Dat denken is een onzichtbare kracht achter de schermen. Net zoals bij zwaartekracht alles naar de grond valt, zo wordt iedere persoonlijke gedachten die in denken opkomt omgezet in een ervaring. Alleen weten dat het zo werkt, is voldoende. Zit er een angstige gedachten in, is er een angstig gevoel: Angst is slechts het denken, meer niet.
Een best wel magische kracht, het denken. Aangezien het alles omzet in een muurvaste realiteit. Eigenlijk is er eerst de rauwe versie van het denken. Dat is waar we onze psychologische vrijheid hebben. Waar we één zijn. Waar onze potentie is. Waar al onze briljante ideeën vandaan komen, altijd.
Daarna pas kan het persoonlijk worden gebruikt om mee na te denken, om te denken, over te denken. Alleen is dat allemaal niet nodig.
In de rauwe kracht van het denken kunnen we eigenlijk een soort leven zonder na te denken. Er zijn wel gedachten, maar geen gevoel dat jij ze denkt. Jij wordt gedacht. Iedereen is bekend met deze diepere mind en onze natuurlijke mind. Op momenten van spel of sport, concentratie, meditatie.
Op de momenten dat we daar niet zijn, is er een persoonlijke gedachten die doet alsof je ervaring van buiten komt.

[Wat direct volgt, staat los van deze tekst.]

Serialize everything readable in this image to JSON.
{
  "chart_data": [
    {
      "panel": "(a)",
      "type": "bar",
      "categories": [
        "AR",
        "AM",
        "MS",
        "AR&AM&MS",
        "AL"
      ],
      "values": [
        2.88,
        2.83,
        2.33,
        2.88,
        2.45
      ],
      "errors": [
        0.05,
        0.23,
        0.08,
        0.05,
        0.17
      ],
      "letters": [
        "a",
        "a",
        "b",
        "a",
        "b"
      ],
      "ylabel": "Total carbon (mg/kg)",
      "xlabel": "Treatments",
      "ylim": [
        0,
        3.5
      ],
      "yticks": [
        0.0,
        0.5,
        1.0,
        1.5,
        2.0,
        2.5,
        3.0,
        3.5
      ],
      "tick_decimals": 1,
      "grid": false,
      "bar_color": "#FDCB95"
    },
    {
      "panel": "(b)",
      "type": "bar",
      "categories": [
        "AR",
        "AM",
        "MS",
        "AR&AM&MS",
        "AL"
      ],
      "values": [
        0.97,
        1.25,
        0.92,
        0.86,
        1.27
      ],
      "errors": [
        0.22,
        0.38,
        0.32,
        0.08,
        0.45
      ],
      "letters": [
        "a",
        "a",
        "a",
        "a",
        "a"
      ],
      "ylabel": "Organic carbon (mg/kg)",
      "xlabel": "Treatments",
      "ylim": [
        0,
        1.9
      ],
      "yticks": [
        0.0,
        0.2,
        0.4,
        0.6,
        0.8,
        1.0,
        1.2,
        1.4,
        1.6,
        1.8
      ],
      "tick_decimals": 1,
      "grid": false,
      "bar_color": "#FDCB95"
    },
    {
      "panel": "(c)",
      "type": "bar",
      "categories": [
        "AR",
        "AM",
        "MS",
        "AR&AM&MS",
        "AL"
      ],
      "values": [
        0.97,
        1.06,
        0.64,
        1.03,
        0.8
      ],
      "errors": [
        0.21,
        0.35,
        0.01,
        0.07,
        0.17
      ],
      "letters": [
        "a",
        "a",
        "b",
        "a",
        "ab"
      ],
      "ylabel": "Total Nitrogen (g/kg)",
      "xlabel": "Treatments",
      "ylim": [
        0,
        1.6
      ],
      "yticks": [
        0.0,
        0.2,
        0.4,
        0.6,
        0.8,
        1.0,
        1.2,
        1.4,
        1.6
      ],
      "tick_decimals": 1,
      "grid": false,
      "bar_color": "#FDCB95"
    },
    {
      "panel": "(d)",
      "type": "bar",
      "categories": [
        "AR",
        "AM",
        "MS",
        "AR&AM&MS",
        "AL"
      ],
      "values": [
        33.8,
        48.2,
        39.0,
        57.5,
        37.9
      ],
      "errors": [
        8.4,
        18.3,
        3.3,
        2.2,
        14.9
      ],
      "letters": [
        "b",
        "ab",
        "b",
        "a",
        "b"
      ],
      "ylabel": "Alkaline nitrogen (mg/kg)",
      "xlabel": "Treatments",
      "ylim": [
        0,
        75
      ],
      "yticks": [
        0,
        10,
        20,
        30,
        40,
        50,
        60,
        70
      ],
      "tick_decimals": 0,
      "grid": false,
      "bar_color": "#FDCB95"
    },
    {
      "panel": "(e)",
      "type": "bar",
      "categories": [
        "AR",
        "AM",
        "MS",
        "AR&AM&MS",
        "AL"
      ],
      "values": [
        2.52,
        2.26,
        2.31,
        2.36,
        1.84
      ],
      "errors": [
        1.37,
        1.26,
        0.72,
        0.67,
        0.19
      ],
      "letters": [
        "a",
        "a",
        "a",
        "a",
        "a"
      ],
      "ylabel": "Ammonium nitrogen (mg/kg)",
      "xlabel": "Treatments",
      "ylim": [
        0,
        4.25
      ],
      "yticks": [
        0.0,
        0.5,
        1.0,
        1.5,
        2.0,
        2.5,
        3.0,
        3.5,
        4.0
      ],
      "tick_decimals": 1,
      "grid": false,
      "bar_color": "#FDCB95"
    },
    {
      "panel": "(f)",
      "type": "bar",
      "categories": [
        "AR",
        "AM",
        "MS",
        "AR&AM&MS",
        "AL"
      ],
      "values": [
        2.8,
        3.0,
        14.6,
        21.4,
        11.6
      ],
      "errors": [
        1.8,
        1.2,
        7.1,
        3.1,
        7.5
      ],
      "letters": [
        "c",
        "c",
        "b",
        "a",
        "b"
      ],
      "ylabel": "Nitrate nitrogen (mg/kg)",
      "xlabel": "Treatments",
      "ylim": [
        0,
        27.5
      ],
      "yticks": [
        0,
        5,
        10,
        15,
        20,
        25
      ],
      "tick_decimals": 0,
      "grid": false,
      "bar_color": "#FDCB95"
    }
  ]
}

Om een lang verhaal kort en simpeler te maken. Al onze ervaringen, of we nu in die diepere laag zitten of aan de oppervlakte van persoonlijke denken. Alles is gemaakt van één enkele kracht. Die we eigenlijk willekeurig een naam zouden kunnen geven, maar we bij deze het denken noemen. Het gaat uiteindelijk ook totaal niet om deze woorden, maar dat het de lezer hopelijk naar die plek brengt. Als je daar bent, dan zijn er geen woorden meer nodig.